The Ministry of Defence on Monday, announced that an Indian Air Force (IAF) plane carrying 291 passengers rescued from earthquake-struck Nepal landed at the Palam airport on Monday morning.
“The Indian Air Force plane landed at Palam from Kathmandu with 291 passengers on board at 6.30 this morning. While feeble tremors continue to rock Nepal on the third day, one Rapid Action Medical Team (RATM) of IAF is ready with their medicines and equipment to set up first aid centre in Lagankhel, eight kilometres from the airport in Kathmandu”, said an IAF official.

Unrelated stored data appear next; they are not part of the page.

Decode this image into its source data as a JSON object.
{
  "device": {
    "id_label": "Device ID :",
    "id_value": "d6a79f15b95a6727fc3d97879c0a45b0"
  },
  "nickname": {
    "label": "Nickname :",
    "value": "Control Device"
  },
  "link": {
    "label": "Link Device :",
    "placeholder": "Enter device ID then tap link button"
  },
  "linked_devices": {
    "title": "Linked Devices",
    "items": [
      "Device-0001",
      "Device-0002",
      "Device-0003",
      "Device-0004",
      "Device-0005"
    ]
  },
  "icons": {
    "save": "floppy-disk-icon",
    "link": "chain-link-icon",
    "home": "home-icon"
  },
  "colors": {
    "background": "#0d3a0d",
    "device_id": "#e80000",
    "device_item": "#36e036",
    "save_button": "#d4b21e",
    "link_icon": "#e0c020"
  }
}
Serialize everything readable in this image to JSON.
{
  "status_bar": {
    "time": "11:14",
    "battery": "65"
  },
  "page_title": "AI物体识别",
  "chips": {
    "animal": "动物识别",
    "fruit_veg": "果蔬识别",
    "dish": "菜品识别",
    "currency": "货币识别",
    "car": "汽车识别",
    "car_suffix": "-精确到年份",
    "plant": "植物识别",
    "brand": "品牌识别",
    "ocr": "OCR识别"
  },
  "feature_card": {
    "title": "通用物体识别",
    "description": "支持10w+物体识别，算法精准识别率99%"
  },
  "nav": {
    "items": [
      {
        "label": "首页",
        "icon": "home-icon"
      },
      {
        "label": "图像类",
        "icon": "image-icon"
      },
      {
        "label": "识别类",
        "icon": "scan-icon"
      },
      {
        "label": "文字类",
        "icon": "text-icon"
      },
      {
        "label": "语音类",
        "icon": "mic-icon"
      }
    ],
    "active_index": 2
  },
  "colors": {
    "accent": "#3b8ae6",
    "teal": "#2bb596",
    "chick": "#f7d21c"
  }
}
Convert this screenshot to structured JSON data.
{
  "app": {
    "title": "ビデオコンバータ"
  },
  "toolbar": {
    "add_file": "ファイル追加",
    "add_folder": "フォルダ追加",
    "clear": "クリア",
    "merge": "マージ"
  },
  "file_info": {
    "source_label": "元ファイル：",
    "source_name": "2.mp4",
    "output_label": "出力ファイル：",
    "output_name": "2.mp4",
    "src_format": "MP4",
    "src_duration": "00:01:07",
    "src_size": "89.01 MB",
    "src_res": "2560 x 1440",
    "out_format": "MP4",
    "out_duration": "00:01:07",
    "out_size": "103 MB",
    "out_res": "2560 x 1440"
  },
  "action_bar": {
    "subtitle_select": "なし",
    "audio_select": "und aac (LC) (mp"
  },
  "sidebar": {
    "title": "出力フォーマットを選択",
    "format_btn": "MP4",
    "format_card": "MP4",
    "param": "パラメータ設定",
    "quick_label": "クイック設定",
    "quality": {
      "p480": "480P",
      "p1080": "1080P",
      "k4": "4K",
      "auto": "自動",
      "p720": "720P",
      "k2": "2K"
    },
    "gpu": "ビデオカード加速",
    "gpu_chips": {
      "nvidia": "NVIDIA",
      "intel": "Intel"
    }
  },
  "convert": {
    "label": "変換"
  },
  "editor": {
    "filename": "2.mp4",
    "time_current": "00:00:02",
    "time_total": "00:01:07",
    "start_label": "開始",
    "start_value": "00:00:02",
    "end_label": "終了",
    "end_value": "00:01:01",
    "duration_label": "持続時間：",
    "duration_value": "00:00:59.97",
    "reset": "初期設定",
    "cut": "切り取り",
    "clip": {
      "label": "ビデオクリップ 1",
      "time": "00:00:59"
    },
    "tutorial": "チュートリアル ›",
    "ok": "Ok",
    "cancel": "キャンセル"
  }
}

The IAF till Monday evening had airlifted 2,246 people despite bad weather and an aftershock that briefly shut the Kathmandu airport on Sunday. However, many more Indian tourists and pilgrims were stranded in the Nepalese capital and other places.
Plans have been drawn up to evacuate people in a fleet of buses once roads linking Nepal to the Indian states of Uttar Pradesh and Bihar are repaired and opened.
The relief teams will have their work cut out for them as several roads and highways are blocked by landslides triggered by the massive quake and dozens of aftershocks, officials said.
With hundreds of Indians stranded in Nepal in the wake of Saturday’s 7.9-magnitude quake that killed more than 3,700 people in the Himalayan nation, officials are focusing on opening up damaged roads so that people can be evacuated in buses because the number of flights from Kathmandu airport is limited.